A la sombra de éxitos del cine siempre sale una buena cantidad de merchandising y cómo es normal, el mundo del videojuego se ha sumado a este enorme mercado que normalmente aseguran unas buenas ventas. Si bien y aunque parezca raro este no es el caso que nos ocupa como en un primer momento nos puede parecer por el título que tenemos en frente.

 

 

 

Alice Madness Return no ha salido a la sombra de Alicia en el País de las Maravillas de Tim Burton (más bien esta última se ha basado e inspirado en los videojuegos sin alcanzar el grado siniestro de estos) sino que es un producto totalmente independiente que poco tiene que ver con el planteamiento hecho por el director de cine mencionado. Alice Madness Return es la continuación de un título anterior, American McGee's Alice, un juego que vio la luz por el año 2000 solo para PC, que nos dio una visión oscura y tétrica del País de las Maravillas.

Ha pasado mucho tiempo desde que la primera parte vio la luz, si bien la inspiración tanto a nivel de jugabilidad como en su ambientación sigue siendo la misma, es decir un juego basado en plataformas y momentos de acción aderezados con unos pocos puzles y todo rodeado por un ambiente opresivo, con toques de demencia, turbador y tétrico.

La historia exige que hagamos un poco de memoria y nos pongamos en antecedentes. El primer Alice, que se incluye como material descargable gratuito, contaba la historia de cómo nuestra protagonista perdía a toda su familia en un terrible incendio, este hecho hizo que nuestra niña perdiera totalmente la cabeza y para refugiarse de ello se traslada en su locura al País de las Maravillas, aunque condicionado por la locura será un lugar tétrico, siniestro y terrorífico.

En la segunda parte que es la que nos ocupa, nuestra protagonista aun está condicionada por toda una serie de traumas psicológicos, traumas que la harán volver al País de las Maravillas, aunque está vez está en un estado totalmente ruinoso (lo que añade aun un toque más siniestro), con una doble misión: por un lado acabar de una vez por todas con su locura descubriendo la verdad sobre lo que pasó en la noche en que perdió a su familia, por otro lado, intentar devolver el esplendor al País de las Maravillas.

En este ambiente nos encontraremos en mitad de las calles de la Londres Victoriana, con lo que ello supone, mala iluminación, suciedad, delincuentes y lujo todo a partes iguales. Estos primeros pasos nos servirán para acondicionarnos a los controles, además será el escenario al que volveremos cada vez que superemos cada uno de los cinco episodios en los que está dividido el juego, aunque este escenario no suponga nada en la totalidad de la jugabilidad, sin embargo nos sirve para dar solidez al guión retratando una sociedad industrial y colonialista que en cierta manera es una de las causas de la locura de nuestra protagonista, dándonos toques de un realismo crudo y una imagen de la locura digna de un guión maduro y coherente.

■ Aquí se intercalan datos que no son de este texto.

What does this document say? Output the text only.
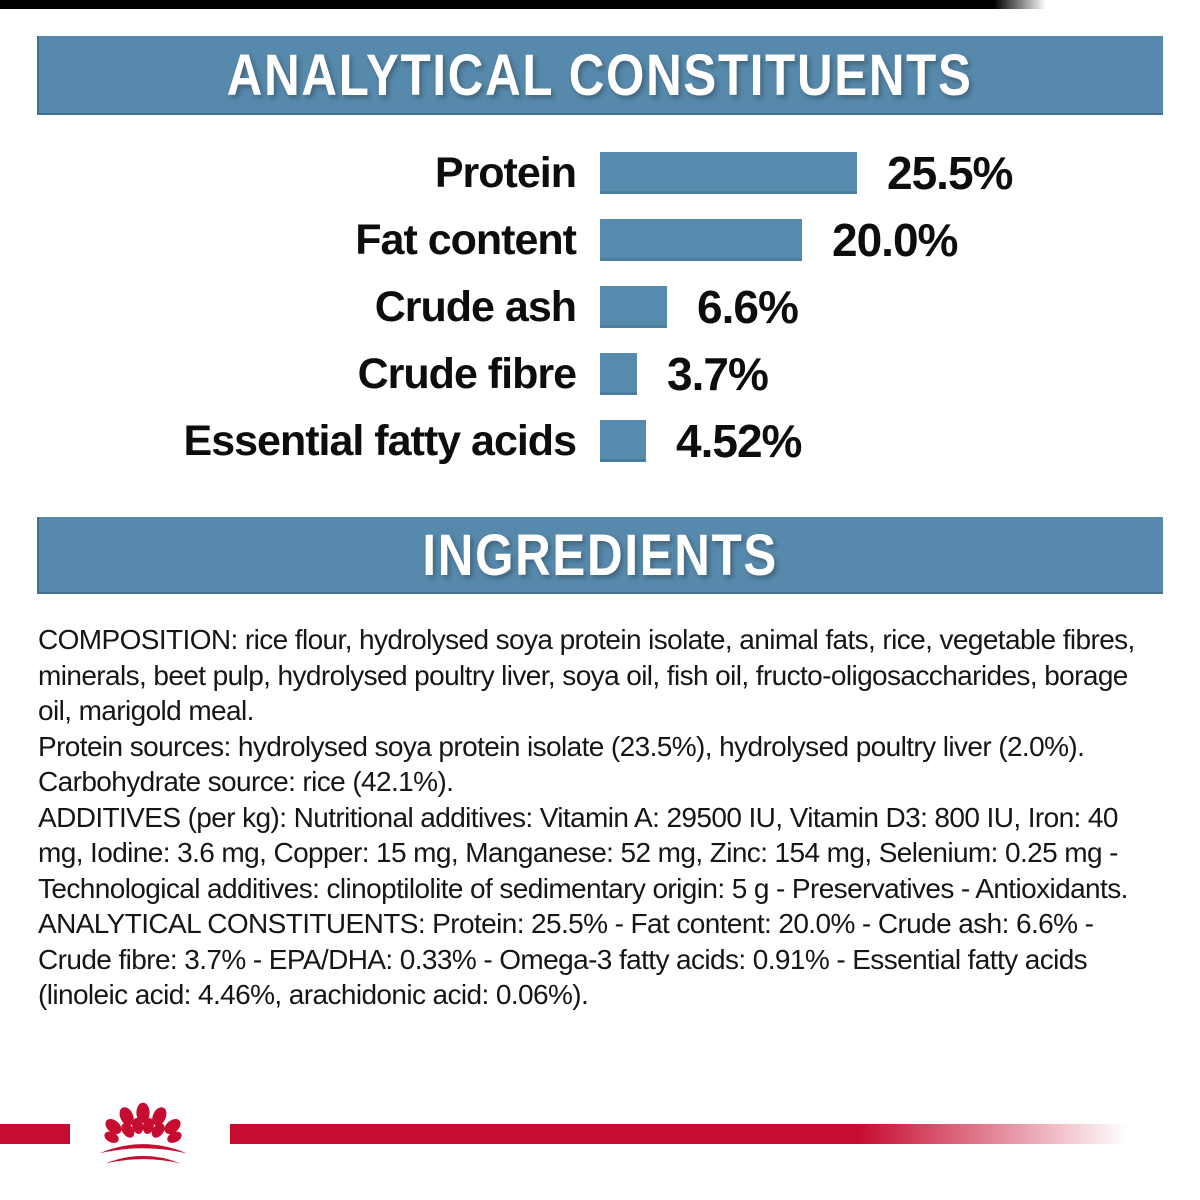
ANALYTICAL CONSTITUENTS
Protein	25.5%
Fat content	20.0%
Crude ash	6.6%
Crude fibre 3.7%
Essential fatty acids 4.52%
INGREDIENTS

COMPOSITION: rice flour, hydrolysed soya protein isolate, animal fats, rice, vegetable fibres, minerals, beet pulp, hydrolysed poultry liver, soya oil, fish oil, fructo-oligosaccharides, borage oil, marigold meal.

Protein sources: hydrolysed soya protein isolate (23.5%), hydrolysed poultry liver (2.0%).

Carbohydrate source: rice (42.1%).

ADDITIVES (per kg): Nutritional additives: Vitamin A: 29500 IU, Vitamin D3: 800 IU, Iron: 40 mg, Iodine: 3.6 mg, Copper: 15 mg, Manganese: 52 mg, Zinc: 154 mg, Selenium: 0.25 mg - Technological additives: clinoptilolite of sedimentary origin: 5 g - Preservatives - Antioxidants.

ANALYTICAL CONSTITUENTS: Protein: 25.5% - Fat content: 20.0% - Crude ash: 6.6% - Crude fibre: 3.7% - EPA/DHA: 0.33% - Omega-3 fatty acids: 0.91% - Essential fatty acids (linoleic acid: 4.46%, arachidonic acid: 0.06%).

La jugabilidad se basará casi en su totalidad en el País de las Maravillas, que exploraremos a través de una serie de plataformas tridimensionales y con un desarrollo clásico y lineal, si bien con algún camino alternativo con el fin de encontrar ciertos ítems escondidos, si bien este tipo de caminos alternativos no supondrán una diferencia muy notable del camino principal.

Como es normal en este tipo de títulos y de esta jugabilidad la mayoría de las situaciones dependerán de nuestra habilidad con los saltos. En este sentido, contaremos con la posibilidad del doble salto, así como la habilidad de planear (cuando el juego esté más avanzado) lo que hace que en un principio parezca demasiado fácil, a lo que ayuda el buen control. Y es cierto, no es muy complicado, pero no por el hecho de tener estas habilidades, y sí más por los combates, en ocasiones bastante exigentes.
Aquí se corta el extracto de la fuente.